Question

how to prove tan z is analytic using cauchy-riemann conditions

Answer 1

So what version of the C-R equations do you have? Is it expression in terms of x, y, u, v?

w = u + iv = f(z) = f(x + iy)

Answer 2

i'll do some steps...i am basically stuck at the integration part..idk...
so it goes like this
tan z
z=x+iy
tan (x+iy)=(tan x+i tanh y)/1-itanx tanh y

Answer 3

Right, and from that you can derive the real and imaginary parts.
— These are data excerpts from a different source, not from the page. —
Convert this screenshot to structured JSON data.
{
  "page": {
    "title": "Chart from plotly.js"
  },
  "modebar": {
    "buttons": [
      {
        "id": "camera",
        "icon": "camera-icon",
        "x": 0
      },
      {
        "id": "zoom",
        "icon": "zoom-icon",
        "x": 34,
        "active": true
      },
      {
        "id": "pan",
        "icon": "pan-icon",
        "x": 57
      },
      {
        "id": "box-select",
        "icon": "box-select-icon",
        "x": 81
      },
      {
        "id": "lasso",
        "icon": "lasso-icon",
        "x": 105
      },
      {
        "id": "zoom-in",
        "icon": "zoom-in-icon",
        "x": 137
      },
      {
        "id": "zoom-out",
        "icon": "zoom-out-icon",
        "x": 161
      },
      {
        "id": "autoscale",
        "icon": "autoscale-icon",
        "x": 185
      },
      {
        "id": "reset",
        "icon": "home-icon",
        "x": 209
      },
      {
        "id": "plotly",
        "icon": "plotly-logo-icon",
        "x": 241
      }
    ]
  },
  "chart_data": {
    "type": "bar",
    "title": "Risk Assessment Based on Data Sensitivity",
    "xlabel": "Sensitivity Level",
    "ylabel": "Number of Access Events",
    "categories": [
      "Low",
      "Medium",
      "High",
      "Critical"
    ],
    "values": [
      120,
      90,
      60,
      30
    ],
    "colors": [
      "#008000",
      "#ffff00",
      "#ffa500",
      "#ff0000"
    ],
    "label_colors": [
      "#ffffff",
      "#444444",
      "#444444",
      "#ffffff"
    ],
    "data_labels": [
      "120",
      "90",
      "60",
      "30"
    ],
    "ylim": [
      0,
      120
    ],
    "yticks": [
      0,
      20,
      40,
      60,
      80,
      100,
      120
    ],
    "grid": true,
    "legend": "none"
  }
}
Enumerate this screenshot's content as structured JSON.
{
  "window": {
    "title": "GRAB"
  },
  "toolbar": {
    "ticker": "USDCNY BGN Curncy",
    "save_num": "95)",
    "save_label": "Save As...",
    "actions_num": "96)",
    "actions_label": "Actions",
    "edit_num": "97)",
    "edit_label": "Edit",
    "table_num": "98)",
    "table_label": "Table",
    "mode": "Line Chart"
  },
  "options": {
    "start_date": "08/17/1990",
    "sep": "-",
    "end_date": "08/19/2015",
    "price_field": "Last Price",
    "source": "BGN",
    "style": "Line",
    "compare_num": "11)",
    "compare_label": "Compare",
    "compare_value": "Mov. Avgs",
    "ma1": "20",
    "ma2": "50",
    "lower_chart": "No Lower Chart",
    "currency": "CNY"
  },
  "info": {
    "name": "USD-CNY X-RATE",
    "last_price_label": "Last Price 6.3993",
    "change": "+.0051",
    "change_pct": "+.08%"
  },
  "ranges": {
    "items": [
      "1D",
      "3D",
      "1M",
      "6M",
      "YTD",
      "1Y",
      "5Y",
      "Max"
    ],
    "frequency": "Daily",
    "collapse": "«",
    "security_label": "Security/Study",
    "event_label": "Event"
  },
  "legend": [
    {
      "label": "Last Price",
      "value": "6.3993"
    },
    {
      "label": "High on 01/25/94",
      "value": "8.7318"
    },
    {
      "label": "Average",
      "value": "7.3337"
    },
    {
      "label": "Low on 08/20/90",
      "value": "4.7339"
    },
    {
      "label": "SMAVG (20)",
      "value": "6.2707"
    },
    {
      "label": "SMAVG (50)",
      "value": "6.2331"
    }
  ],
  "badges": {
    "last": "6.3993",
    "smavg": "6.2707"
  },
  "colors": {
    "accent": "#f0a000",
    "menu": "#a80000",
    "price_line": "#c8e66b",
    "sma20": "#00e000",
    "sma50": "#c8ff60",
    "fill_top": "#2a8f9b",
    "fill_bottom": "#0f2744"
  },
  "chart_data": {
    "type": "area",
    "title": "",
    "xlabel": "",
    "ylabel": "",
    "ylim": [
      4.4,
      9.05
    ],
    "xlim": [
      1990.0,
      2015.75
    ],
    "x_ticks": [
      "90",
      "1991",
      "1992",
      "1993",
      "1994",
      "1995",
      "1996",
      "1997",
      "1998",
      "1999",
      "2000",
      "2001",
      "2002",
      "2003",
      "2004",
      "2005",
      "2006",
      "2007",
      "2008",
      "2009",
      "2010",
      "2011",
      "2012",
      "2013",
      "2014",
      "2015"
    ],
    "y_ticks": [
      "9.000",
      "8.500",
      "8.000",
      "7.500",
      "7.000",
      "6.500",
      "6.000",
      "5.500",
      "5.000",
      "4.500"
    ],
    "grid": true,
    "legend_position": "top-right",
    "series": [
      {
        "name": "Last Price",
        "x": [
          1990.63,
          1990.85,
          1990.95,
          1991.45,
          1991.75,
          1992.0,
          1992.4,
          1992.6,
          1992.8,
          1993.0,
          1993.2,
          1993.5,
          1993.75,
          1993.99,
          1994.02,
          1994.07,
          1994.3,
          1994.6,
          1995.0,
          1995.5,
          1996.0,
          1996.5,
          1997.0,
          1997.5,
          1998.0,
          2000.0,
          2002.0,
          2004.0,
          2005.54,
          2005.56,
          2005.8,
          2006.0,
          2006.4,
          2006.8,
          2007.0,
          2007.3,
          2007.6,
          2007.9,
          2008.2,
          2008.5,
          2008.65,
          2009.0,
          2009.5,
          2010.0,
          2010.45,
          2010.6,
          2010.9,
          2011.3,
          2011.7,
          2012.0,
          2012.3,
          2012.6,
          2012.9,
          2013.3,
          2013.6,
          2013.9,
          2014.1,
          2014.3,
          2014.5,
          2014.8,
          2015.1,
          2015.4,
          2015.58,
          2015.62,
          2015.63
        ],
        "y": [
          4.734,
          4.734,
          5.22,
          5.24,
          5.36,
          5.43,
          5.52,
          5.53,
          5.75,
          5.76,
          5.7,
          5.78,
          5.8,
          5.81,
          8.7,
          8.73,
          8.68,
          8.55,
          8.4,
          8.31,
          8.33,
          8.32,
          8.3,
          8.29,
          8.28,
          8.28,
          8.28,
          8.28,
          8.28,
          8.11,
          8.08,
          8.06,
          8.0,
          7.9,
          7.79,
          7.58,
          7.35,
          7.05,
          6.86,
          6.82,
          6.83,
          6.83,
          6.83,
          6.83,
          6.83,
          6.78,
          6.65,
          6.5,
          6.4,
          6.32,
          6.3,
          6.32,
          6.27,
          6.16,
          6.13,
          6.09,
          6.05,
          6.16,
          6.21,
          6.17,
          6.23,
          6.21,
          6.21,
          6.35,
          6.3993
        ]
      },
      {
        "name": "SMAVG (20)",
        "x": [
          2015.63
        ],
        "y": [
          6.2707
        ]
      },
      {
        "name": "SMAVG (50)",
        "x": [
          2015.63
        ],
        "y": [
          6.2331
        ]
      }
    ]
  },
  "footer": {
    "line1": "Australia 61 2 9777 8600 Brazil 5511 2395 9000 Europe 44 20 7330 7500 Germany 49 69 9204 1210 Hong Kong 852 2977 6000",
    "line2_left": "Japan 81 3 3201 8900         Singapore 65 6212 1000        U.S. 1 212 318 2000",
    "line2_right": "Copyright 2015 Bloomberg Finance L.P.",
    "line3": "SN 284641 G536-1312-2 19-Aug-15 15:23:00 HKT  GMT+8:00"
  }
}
Then show those function u and v satisfy the C-R equations.

Answer 4

ya but i doubt its right
i need some one to check them

Answer 5

tan iy=tanh y

Answer 6

Yes, right; bring out the i.

You know it's right if the resulting functions do satisfy the C-R equations.

Answer 7

ya as i told u i am stuck in the differentiation part

Answer 8

\[u=(\tan x+\tan hx \tan ^{2}y)/1+\tan ^{2}hx \tan ^{2}y\]

Answer 9

this is what i got for real part but i dont knw how to proceed frm here

Answer 10

I think the differentiation part is the easy part.
tan(x+iy) can be simplified into:
\[\tan(x+iy)={\sin(2x) \over \cos(2x)+\cosh(2y)}+{i\sinh(2y) \over \cos(2x)+\cosh(2y)}.\]
Then the real part is \(\large \large u(x,y)=\large{\frac{\sin(2x)}{\cos(2x)+\cosh(2y)}}.\)

And the imaginary part is \(\large v(x,y)=\large{\frac{\sinh(2y)}{\cos(2x)+\cosh(2y)}}.\)

Given that, we can find the partial derivatives as:

\[u_x={2\cos(2x)(\cos(2x)+\cosh(2y))+2\sin^2(2x)\over (\cos(2x)+\cosh(2y))^2}\]
\[={2+\cos(2x)\cosh(2y) \over (\cos(2x)+\cosh(2y))^2}\]

\[v_y={2\cosh(2y)(\cos(2x)+\cosh(2y))-2\sinh^2(2x) \over (\cos(2x)+\cosh(2y))^2}\]
\[={2+\cosh(2y)\cos(2x) \over (\cos(2x)+\cosh(2y))^2}\]
Thus \(u_x=v_y\).

Answer 11

In a similar manner you can show the other C-R equation \(u_y=-v_x\).

Answer 12

let me try this way...thanz a lot

Answer 13

ya bt i ddnt understand dis!

Answer 14

cn u help me ?
i gt stuck with tan(x+iy)=tanx+itanhy /(1-itanxtanhy)

Answer 15

what should i do next?